Flt Lt Lockyear said: “When the bullets started hitting the helicopter I was focused on landing because we were only 10 feet off the ground. We’ve been shot at before, but I knew this was different because more and more were hitting us.
“We lost our GPS, our autopilot, our radio and intercom systems – which meant we couldn’t speak to each other – and we also feared we’d lost an engine, which fortunately we hadn’t. The helicopter’s warning light panel was lit up like a Christmas tree!”
He praised he colleague’s bravery, adding: “Throughout the incident MACR Sunderland was exemplary. As we returned to recover the troops, he defended us with some very accurate firing, despite being badly wounded, which was enough to deter the insurgents from having another go at us.
“It’s a real privilege to receive this award because it symbolises the significance of what we did that day as a crew. I’m very proud of what my team did, there’s absolutely no way I could have done it alone.”

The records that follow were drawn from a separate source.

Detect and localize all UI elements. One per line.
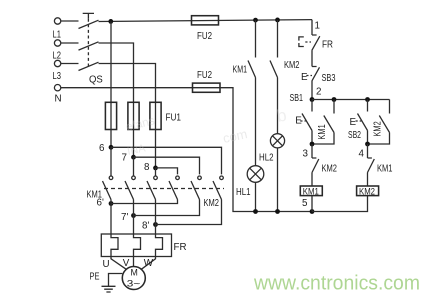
- fuse FU1: [105, 102, 181, 129]
- node 4: [359, 142, 370, 160]
- wire coil KM2 to rail: [312, 196, 368, 212]
- svg-text:5: 5: [302, 198, 308, 209]
- fuse FU2 (top): [192, 16, 219, 42]
- svg-text:U: U: [103, 259, 110, 270]
- node 2: [310, 87, 322, 102]
- svg-text:KM2: KM2: [359, 186, 375, 196]
- contactor KM2 main contacts: [169, 176, 223, 209]
- svg-text:1: 1: [315, 21, 320, 32]
- svg-text:QS: QS: [89, 75, 103, 86]
- svg-text:FU2: FU2: [197, 70, 212, 81]
- contact KM1 lamp branch: [233, 20, 256, 166]
- node rail a: [253, 209, 258, 214]
- node rail b: [275, 209, 280, 214]
- wire coil KM1 to rail: [311, 196, 313, 212]
- button SB3 NC: [301, 67, 336, 100]
- node L1 junction: [108, 19, 113, 24]
- lamp HL1: [236, 166, 264, 212]
- svg-text:SB2: SB2: [348, 130, 361, 141]
- node 5: [302, 198, 314, 214]
- switch QS: [61, 13, 103, 85]
- node 8: [144, 162, 158, 173]
- svg-text:E: E: [350, 117, 357, 128]
- svg-text:FU2: FU2: [197, 31, 212, 42]
- svg-text:KM2: KM2: [204, 198, 220, 209]
- terminal L3: [53, 60, 62, 82]
- svg-text:L3: L3: [53, 71, 62, 82]
- terminal L1: [53, 18, 62, 41]
- wire N rail to control bottom: [220, 88, 312, 212]
- svg-text:FU1: FU1: [166, 113, 182, 124]
- wire node2 bus: [312, 99, 390, 101]
- ground PE: [90, 272, 123, 293]
- node 7: [122, 153, 136, 164]
- lamp HL2: [259, 134, 285, 212]
- wire pole6 to 8': [156, 200, 222, 225]
- button SB1 NO: [290, 93, 313, 144]
- svg-text:FR: FR: [322, 40, 333, 51]
- contact KM2 NC interlock: [312, 144, 337, 186]
- svg-text:b: b: [275, 106, 288, 126]
- wire L3 to drop: [99, 64, 156, 168]
- svg-text:6': 6': [97, 198, 104, 209]
- coil KM1: [300, 186, 322, 196]
- svg-text:7': 7': [121, 212, 128, 223]
- svg-text:KM2: KM2: [322, 164, 338, 175]
- faint watermark smudges: [124, 106, 288, 158]
- svg-text:4: 4: [359, 149, 365, 160]
- button SB2 NO: [348, 100, 368, 145]
- node top KM2 branch: [275, 18, 280, 23]
- wire pole1..3 down: [111, 200, 156, 235]
- contact KM1 aux NO: [312, 100, 334, 145]
- svg-text:KM1: KM1: [303, 186, 319, 196]
- svg-text:FR: FR: [174, 242, 187, 253]
- svg-text:HL1: HL1: [236, 187, 251, 198]
- svg-text:KM1: KM1: [233, 65, 248, 76]
- node 7': [121, 212, 136, 223]
- svg-text:E: E: [301, 72, 308, 83]
- contact FR NC: [299, 20, 333, 67]
- terminal L2: [53, 40, 62, 62]
- svg-text:KM2: KM2: [284, 60, 300, 71]
- terminal N: [54, 85, 61, 105]
- node 3: [303, 142, 315, 160]
- contactor KM1 main contacts: [87, 147, 158, 200]
- svg-text:KM1: KM1: [377, 164, 393, 175]
- svg-text:2: 2: [316, 87, 321, 98]
- svg-text:INA: INA: [126, 142, 147, 158]
- fuse FU2 (neutral): [193, 70, 221, 92]
- wire L2 to drop: [99, 43, 134, 157]
- svg-text:W: W: [144, 258, 154, 269]
- svg-text:3~: 3~: [127, 279, 141, 289]
- node 1: [315, 21, 320, 32]
- wire L1 bus top: [99, 20, 313, 22]
- svg-text:V: V: [123, 258, 130, 269]
- wire node6 to KM2 pole6: [111, 147, 222, 174]
- motor M: [103, 257, 156, 290]
- contact KM2 aux NO: [368, 100, 390, 145]
- coil KM2: [357, 186, 379, 196]
- svg-text:8': 8': [142, 221, 149, 232]
- contact KM2 lamp branch: [270, 20, 300, 134]
- node 6': [97, 198, 114, 209]
- svg-text:3: 3: [303, 149, 309, 160]
- wire N to FU2: [61, 87, 220, 89]
- wire node7 to KM2 pole5: [134, 157, 200, 174]
- node 2c: [365, 97, 370, 102]
- svg-text:PE: PE: [90, 272, 100, 283]
- thermal relay FR heaters: [101, 234, 186, 257]
- linkage dashed: [104, 188, 224, 190]
- wire pole4 to 6': [111, 200, 178, 204]
- node top KM1 branch: [253, 18, 258, 23]
- svg-text:8: 8: [144, 162, 150, 173]
- node 6: [99, 143, 113, 154]
- svg-text:6: 6: [99, 143, 105, 154]
- node 2b: [332, 97, 337, 102]
- svg-text:N: N: [55, 94, 62, 105]
- watermark green cntronics: [253, 273, 420, 295]
- svg-text:KM1: KM1: [317, 124, 328, 139]
- wire node8 to KM2 pole4: [156, 168, 178, 175]
- contact KM1 NC interlock: [368, 144, 393, 186]
- svg-text:efans: efans: [124, 113, 156, 134]
- node 8': [142, 221, 158, 232]
- svg-text:www.cntronics.com: www.cntronics.com: [253, 273, 420, 295]
- wire pole5 to 7': [134, 200, 200, 216]
- svg-text:SB1: SB1: [290, 93, 304, 104]
- svg-text:HL2: HL2: [259, 153, 274, 164]
- wire phase drop x=111: [110, 21, 112, 147]
- svg-text:L1: L1: [53, 30, 62, 41]
- svg-text:com: com: [222, 126, 249, 146]
- svg-text:M: M: [131, 268, 138, 278]
- svg-text:SB3: SB3: [322, 73, 336, 84]
- svg-text:KM2: KM2: [373, 121, 384, 136]
- svg-text:7: 7: [122, 153, 127, 164]
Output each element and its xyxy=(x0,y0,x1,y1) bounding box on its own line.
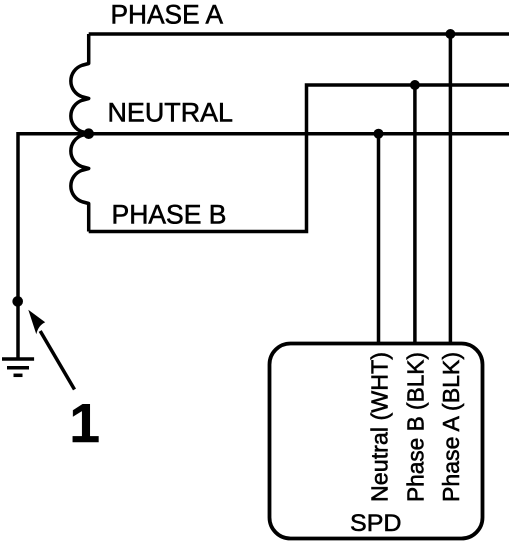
svg-text:PHASE A: PHASE A xyxy=(111,0,224,29)
svg-text:Phase A (BLK): Phase A (BLK) xyxy=(438,352,464,502)
svg-text:PHASE B: PHASE B xyxy=(112,199,227,229)
svg-text:NEUTRAL: NEUTRAL xyxy=(108,97,234,127)
svg-text:1: 1 xyxy=(69,392,100,454)
svg-text:Neutral (WHT): Neutral (WHT) xyxy=(367,352,393,502)
svg-text:SPD: SPD xyxy=(350,510,402,537)
svg-text:Phase B (BLK): Phase B (BLK) xyxy=(403,352,429,502)
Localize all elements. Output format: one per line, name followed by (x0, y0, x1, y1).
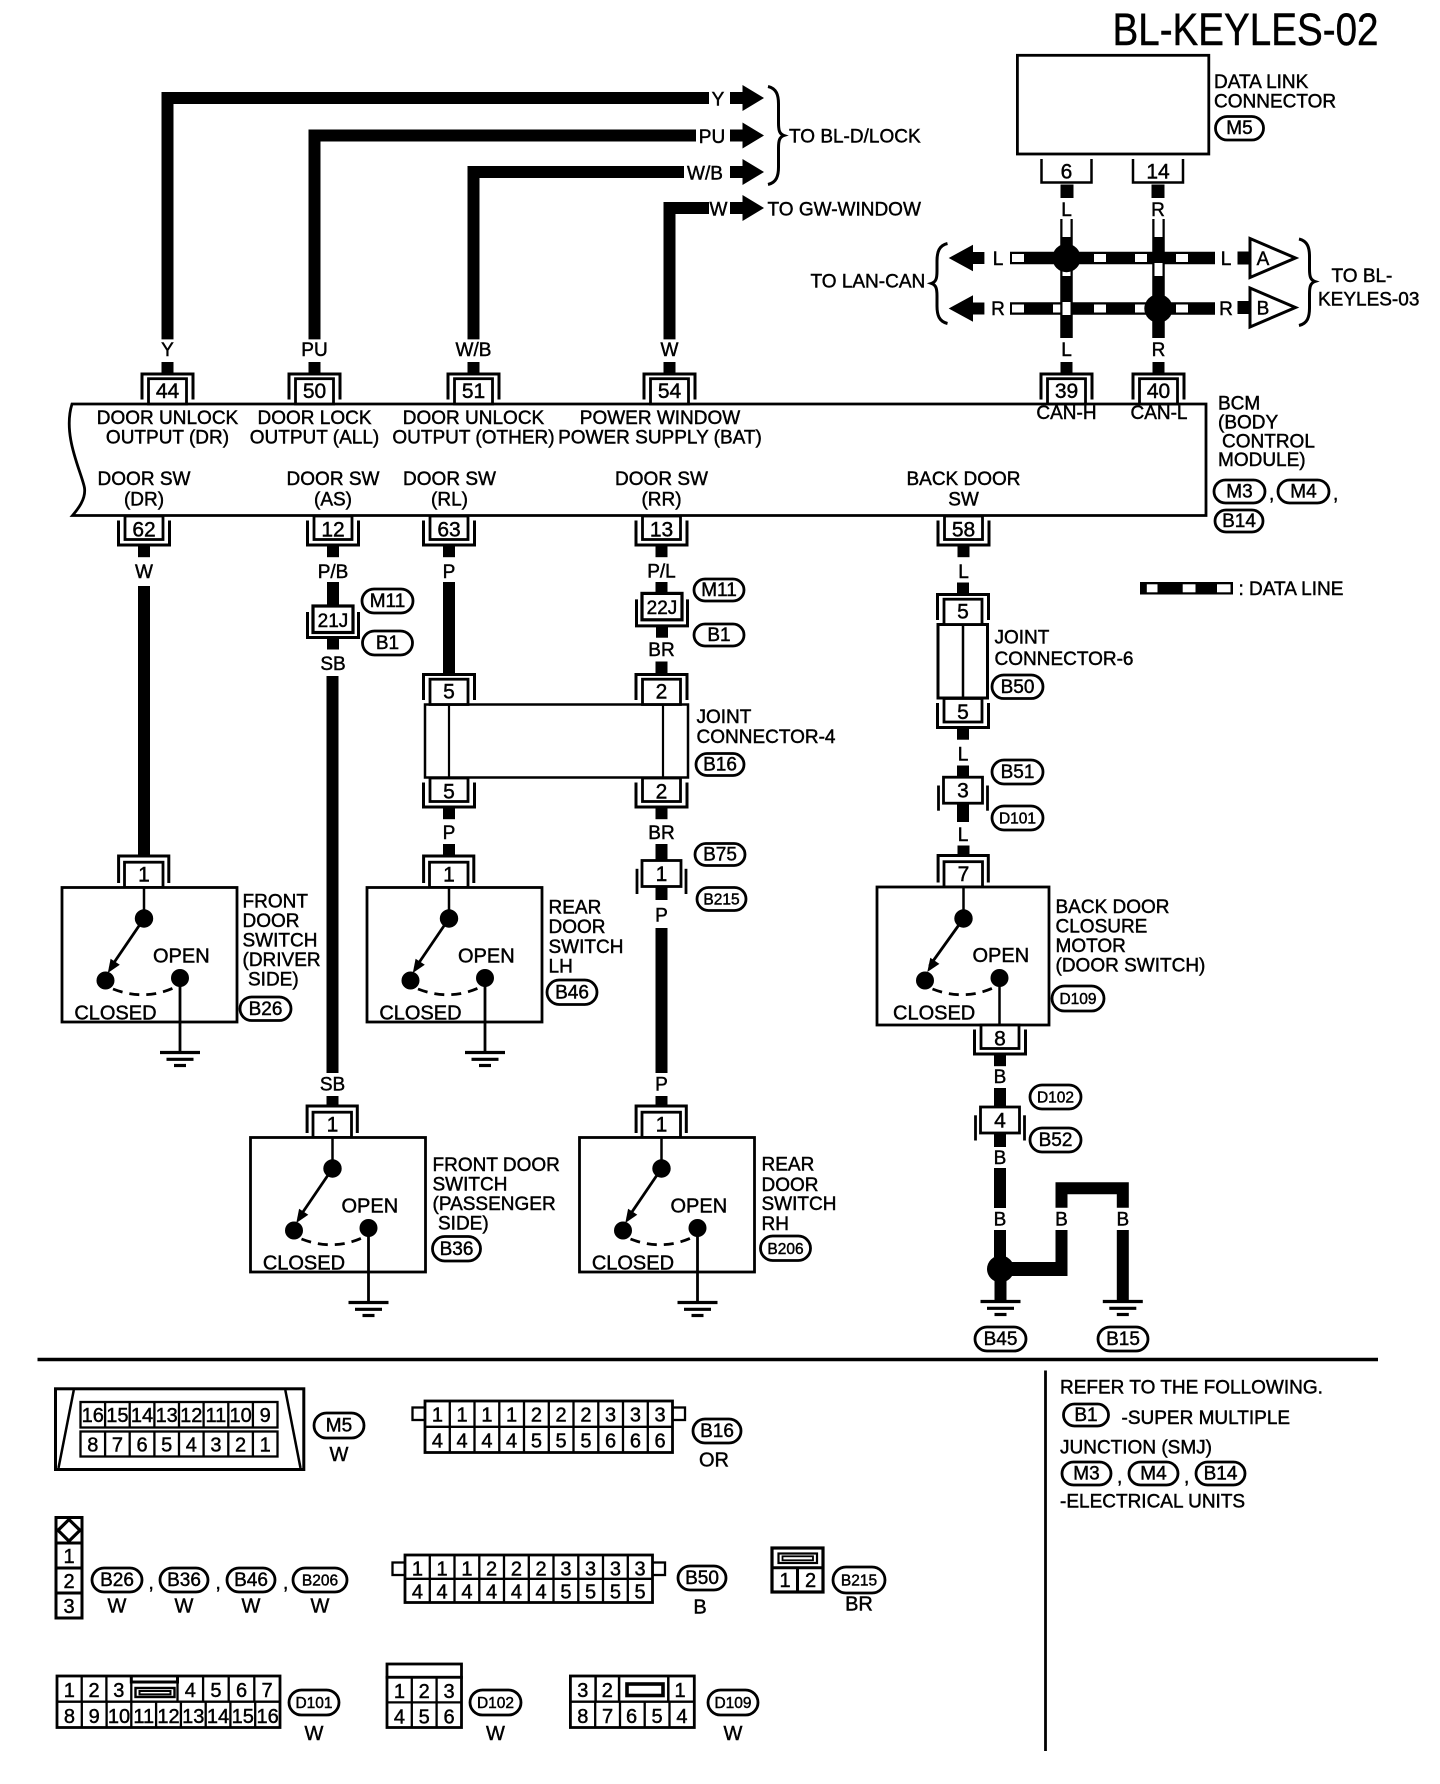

MACR Sunderland added: “I’m absolutely speechless about getting this award, it’s such an honour and it’s great that our work has been recognised.
“We were about to touch down when two bullets hit the side of the aircraft, about three feet from my head, and a second later I was knocked over by what felt like a cricket ball in my groin. It was only a short while later that I realised it was shrapnel from an enemy bullet - we’d landed in a real hornet’s nest.
“I was injured but I still felt responsible for what was happening at the back of the aircraft. We had 20-odd people on board and I needed to get back to the gun and stop people shooting at our helicopter.
“I wouldn’t say I was brave - my actions were instinctive and down to years of training. A lot was going through my mind, but the guys in the back of the aircraft were relying on me and I felt huge responsibility towards them.”
Air Vice-Marshal Edward Stringer, assistant chief of the air staff, who attended the event, said: "Our airmen and women make a vital contribution to operations across the globe and some of that very important work has been publicly recognised in this ceremony today.
"I am immensely proud that these personnel have been commended for their actions, which were first class and in the finest traditions of the Royal Air Force.
"Through supporting the vital mission in Afghanistan, they have displayed professionalism, commitment and dedication of the highest order."
Also recognised in the list was Sergeant Gregory Mugridge, from RAF Odiham, who received a Joint Commander’s Commendation.
Armed Forces minister Mark Francois praised all those recognised for their courage.
He said: “Those featured in this operations honours list have displayed exceptional dedication and commitment to their country, their comrades and the mission. For this, they deserve our recognition and gratitude.”